In one example, the ad led to a website with a picture of a smiling President Obama, along with the question "Would YOU buy a used car from this man?" Viewers were urged to write local government representatives, demanding a rollback of emissions standards.
The Times' report uncovered the main player behind this corporate shell game is Marathon Petroleum, presently the country's largest oil refiner. Working in conjunction with conservative interests such as the billionaire Koch brothers, Marathon used its influence throughout a Trump administration that was eager to play along.
A spokesperson for Koch Industries told the Times the firm has "a long, consistent track record of opposing all forms of corporate welfare, including all subsidies, mandates and other handouts that rig the system."
The rationale behind this effort to weaken emissions standards is that oil is now more prevalent, and the U.S. is not nearly as foreign-energy-dependent as it once was — particularly during the 1970s, when two oil shocks in 1973 and 1979 throttled the nation's economy.

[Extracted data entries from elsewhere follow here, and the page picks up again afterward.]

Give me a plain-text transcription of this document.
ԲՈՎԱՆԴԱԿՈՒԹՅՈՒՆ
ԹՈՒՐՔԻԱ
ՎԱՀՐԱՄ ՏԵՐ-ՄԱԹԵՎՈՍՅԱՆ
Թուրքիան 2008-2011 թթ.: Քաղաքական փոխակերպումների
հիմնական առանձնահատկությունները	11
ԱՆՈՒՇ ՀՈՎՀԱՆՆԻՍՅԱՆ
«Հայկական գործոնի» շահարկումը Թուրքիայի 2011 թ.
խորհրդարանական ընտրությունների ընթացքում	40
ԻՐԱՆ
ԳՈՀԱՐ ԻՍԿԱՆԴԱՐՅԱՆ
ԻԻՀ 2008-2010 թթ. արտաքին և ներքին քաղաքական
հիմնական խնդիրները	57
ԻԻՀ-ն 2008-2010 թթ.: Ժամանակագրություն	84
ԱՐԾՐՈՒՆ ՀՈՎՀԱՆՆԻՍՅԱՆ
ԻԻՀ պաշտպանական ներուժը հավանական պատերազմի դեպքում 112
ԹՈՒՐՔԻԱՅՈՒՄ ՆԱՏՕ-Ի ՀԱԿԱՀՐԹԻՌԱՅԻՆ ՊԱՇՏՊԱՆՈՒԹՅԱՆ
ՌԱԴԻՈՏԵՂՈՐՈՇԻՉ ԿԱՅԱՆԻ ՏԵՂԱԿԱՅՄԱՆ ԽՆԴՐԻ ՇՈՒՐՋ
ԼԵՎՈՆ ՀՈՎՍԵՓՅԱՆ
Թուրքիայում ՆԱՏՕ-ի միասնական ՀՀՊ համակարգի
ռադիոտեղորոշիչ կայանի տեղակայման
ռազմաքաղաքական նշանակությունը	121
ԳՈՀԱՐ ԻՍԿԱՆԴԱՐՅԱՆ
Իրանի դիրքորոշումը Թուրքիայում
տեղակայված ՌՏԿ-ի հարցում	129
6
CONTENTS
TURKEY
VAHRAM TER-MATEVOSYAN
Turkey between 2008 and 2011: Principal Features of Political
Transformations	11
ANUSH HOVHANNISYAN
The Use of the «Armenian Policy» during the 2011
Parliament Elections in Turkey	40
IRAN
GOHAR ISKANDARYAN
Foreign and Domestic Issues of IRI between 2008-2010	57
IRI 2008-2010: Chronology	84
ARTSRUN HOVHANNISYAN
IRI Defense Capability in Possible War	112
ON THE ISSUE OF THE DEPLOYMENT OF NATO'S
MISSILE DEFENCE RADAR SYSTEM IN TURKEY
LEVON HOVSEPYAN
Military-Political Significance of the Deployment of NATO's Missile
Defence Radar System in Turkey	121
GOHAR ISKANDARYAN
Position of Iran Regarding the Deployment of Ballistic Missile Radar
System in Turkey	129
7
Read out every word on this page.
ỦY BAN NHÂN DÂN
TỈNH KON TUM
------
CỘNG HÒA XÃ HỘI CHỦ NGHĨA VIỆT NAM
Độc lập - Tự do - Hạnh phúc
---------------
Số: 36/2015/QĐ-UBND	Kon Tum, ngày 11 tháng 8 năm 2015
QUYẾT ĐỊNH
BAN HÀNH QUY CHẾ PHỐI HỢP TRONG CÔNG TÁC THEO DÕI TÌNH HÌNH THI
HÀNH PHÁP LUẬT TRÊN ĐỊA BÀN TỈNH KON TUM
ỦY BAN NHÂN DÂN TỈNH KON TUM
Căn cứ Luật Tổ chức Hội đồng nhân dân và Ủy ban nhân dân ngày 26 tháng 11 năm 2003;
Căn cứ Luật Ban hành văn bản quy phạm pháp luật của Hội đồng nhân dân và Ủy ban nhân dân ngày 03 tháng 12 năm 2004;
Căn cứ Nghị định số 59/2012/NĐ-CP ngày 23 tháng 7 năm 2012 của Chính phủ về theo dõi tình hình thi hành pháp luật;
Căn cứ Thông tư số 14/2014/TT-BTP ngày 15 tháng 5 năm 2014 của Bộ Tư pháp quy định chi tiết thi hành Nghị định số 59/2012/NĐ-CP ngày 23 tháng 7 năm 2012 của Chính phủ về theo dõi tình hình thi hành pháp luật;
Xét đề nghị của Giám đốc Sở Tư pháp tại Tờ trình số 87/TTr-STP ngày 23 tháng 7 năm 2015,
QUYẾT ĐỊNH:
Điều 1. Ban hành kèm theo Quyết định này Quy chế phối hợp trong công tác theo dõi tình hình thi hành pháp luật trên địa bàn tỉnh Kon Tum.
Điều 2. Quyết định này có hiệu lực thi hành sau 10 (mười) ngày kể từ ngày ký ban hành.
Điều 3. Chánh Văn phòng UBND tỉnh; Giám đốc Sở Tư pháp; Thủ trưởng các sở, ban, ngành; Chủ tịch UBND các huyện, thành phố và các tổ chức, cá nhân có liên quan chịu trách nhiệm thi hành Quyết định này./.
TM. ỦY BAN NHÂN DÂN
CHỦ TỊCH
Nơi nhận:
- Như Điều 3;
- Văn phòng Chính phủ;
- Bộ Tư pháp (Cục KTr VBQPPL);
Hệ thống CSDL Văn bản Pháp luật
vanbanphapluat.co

Of course, having a prevalence of oil doesn't rationalize using every last drop of the stuff (unless you believe massive oil consumption is a good thing for the planet and climate change is a hoax). If that's the case, or you happen to be a Marathon lobbyist paid to say it's so, then the oil glut argument might make sense.
This aggressive approach even caused automakers, many of whom were initially in favor of lessening the Obama administration's stricter regulations, to take a step backward from the fight. That's because 13 states presently follow the stronger emissions rules established by the California Air Resources Board (CARB). Automakers presently work to meet CARB standards across all 50 states. Yet, they now face a real possibility of having to meet two very different sets of emissions standards in the U.S. market.
That's because CARB and the Trump administration are in a pitched battle over whether any individual state has a right to set emissions standards in the first place. Please take a moment to note the historical irony, that many of the conservative Republicans against this automotive-themed state right are the same ones who've championed states' rights on other issues. Apparently, car exhaust crosses a greater political and moral divide.
Marathon's message has certainly worked among some government officials, including Scott Pruitt, the former administrator of the Environmental Protection Agency. As the Times' report notes, car emissions regulations happen to be drafted between the EPA and Department of Transportation.
To that end, the report found that as recently as this summer, a group of approximately 1,500 state legislators and industry heavyweights — along with U.S. Transportation Secretary Elaine Chao — met in New Orleans to cheer the Trump administration's proposed emissions cuts. The event's sponsor: Marathon Petroleum.